- Nickname: Burnley John
- Born: c. 1955 (age 70–71)

World Series of Poker
- Bracelet: None
- Money finishes: 2
- Highest WSOP Main Event finish: 235th, 2005

European Poker Tour
- Title: None
- Final table: 1
- Money finishes: 2

= John Falconer (poker player) =

British poker player

"Burnley" John Falconer (born c. 1955) is a British professional poker player. His poker career peaked in 2005 with an Irish Open title and a number of cash finishes.

==Career==
In October 2004, Falconer finished runner-up to John Shipley in the European Poker Tour (EPT) first season London event, winning £117,000. He finished on the television bubble for the EPT Dublin event later the same month.

In March 2005, Falconer won the PaddyPowerPoker Irish Poker Open event, defeating Alan Betson to take home the €146,000 first prize. Later the same month, Falconer made the semi-finals of the World Heads-Up Poker Championship, losing to Simon Nowab.

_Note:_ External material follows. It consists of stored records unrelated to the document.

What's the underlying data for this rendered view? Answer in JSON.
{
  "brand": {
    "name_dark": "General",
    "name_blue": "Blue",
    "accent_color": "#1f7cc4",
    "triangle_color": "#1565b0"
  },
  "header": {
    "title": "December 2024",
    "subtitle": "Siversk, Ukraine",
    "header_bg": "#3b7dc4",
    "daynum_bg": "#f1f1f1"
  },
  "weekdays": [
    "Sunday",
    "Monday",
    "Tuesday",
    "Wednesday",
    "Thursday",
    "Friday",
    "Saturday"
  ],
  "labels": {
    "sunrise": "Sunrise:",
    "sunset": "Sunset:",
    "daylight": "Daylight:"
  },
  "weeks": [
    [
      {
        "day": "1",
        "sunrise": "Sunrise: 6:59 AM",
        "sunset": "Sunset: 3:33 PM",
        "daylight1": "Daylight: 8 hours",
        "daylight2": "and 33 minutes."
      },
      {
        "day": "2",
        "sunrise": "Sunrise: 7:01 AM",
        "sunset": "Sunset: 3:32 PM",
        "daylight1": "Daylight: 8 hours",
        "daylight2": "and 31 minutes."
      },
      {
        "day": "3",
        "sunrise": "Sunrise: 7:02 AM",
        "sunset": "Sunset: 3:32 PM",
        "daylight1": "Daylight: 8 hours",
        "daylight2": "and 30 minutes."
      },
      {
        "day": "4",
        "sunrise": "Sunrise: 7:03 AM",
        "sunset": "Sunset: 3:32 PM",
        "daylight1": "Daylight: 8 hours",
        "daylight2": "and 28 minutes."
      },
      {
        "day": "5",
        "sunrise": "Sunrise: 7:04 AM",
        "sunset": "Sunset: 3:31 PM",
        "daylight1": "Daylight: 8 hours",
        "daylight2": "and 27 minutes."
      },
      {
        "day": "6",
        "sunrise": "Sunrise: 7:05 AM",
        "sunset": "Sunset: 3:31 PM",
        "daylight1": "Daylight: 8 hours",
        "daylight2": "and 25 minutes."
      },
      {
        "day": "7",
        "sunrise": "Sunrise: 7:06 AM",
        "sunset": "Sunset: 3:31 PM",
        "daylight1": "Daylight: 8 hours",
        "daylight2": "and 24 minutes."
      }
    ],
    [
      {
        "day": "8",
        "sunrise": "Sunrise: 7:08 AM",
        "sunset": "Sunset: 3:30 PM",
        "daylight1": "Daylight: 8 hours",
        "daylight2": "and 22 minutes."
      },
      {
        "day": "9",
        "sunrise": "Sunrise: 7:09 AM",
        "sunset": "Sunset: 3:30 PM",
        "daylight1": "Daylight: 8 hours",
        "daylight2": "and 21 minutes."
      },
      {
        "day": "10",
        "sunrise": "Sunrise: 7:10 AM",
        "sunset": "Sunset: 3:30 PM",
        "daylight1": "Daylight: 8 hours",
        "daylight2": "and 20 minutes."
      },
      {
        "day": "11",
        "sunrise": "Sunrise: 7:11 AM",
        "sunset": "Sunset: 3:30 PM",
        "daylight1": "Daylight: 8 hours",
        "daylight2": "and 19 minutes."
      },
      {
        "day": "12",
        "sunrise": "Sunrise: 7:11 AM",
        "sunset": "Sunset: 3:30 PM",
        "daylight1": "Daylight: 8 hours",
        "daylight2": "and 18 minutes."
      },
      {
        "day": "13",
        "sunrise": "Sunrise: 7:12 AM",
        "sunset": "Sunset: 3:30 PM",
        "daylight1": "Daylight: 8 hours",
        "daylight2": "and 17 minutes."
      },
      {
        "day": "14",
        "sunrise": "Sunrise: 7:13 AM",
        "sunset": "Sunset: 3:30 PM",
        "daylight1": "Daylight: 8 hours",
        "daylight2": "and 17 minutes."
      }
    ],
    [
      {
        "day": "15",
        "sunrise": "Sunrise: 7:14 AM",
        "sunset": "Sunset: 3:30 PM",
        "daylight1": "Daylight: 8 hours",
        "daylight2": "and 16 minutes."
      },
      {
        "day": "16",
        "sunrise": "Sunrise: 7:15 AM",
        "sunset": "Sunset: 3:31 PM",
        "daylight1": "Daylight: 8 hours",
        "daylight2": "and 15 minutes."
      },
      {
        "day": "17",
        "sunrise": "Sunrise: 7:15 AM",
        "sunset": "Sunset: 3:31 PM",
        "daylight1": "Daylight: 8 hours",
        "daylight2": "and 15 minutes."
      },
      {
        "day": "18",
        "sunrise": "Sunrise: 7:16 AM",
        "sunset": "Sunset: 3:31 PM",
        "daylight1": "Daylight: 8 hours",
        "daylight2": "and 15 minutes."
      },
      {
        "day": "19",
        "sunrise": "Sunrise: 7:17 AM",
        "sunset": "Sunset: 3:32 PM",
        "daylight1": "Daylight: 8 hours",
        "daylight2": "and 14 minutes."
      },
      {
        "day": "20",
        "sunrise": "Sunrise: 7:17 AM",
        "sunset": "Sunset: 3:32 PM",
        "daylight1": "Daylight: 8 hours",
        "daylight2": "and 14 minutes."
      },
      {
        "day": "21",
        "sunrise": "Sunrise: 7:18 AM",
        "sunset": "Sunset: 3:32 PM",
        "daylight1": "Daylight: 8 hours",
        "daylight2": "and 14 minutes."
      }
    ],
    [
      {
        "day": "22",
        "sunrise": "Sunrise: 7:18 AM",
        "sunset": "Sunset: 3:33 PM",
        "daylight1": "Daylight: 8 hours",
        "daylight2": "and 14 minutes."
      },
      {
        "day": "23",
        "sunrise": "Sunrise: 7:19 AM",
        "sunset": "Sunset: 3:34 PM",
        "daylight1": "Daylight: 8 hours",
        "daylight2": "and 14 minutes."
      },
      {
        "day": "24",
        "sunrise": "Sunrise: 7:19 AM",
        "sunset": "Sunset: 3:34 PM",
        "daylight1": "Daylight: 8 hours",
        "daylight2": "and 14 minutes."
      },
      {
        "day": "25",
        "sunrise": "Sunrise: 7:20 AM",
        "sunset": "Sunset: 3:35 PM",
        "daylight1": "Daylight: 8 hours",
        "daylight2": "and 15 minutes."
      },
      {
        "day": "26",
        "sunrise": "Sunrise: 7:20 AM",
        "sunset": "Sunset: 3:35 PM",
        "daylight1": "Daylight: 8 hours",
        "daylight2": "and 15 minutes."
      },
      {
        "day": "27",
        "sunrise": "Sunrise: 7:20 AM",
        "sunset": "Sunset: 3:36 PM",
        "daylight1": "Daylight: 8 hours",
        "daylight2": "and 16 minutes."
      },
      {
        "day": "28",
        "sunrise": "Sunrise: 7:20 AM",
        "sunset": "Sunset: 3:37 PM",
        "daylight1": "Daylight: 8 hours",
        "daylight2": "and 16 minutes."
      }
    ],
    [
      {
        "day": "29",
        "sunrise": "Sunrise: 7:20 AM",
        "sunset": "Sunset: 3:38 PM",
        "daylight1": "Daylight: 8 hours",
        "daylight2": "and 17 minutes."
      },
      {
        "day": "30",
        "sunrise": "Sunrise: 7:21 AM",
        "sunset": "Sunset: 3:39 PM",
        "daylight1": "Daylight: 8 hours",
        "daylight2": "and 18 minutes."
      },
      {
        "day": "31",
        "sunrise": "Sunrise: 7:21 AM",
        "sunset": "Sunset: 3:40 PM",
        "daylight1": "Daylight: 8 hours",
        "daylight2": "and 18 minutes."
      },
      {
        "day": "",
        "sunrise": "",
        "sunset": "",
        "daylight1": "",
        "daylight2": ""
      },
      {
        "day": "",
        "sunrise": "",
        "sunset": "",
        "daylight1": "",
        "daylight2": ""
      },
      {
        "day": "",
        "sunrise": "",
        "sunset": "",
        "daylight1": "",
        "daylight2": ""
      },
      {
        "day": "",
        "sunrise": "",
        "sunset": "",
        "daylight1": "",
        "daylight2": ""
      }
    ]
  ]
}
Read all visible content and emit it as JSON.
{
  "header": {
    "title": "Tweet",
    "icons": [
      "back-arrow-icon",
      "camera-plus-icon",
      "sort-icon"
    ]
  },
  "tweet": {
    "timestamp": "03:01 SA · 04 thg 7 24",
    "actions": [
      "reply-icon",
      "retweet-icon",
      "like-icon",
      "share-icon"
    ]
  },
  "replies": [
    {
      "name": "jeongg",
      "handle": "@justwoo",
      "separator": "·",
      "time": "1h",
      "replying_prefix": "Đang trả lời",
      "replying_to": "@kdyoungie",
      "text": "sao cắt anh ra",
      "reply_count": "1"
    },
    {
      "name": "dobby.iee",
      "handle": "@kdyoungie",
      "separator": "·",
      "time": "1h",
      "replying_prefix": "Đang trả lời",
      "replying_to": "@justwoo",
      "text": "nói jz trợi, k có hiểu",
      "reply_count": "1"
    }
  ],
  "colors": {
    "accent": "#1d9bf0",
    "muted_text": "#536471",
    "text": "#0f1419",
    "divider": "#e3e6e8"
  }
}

Falconer also finished in the money of the 2005 World Series of Poker $10,000 no limit hold'em main event.

In October 2005, Falconer finished second to Phil "The Unabomber" Laak in his heat of the William Hill Poker Grand Prix, qualifying him for the semi-final where he finished fifth.

His last cash is from 4 March 2008.
As for June 2015 his total amount of cash is more than $620,000.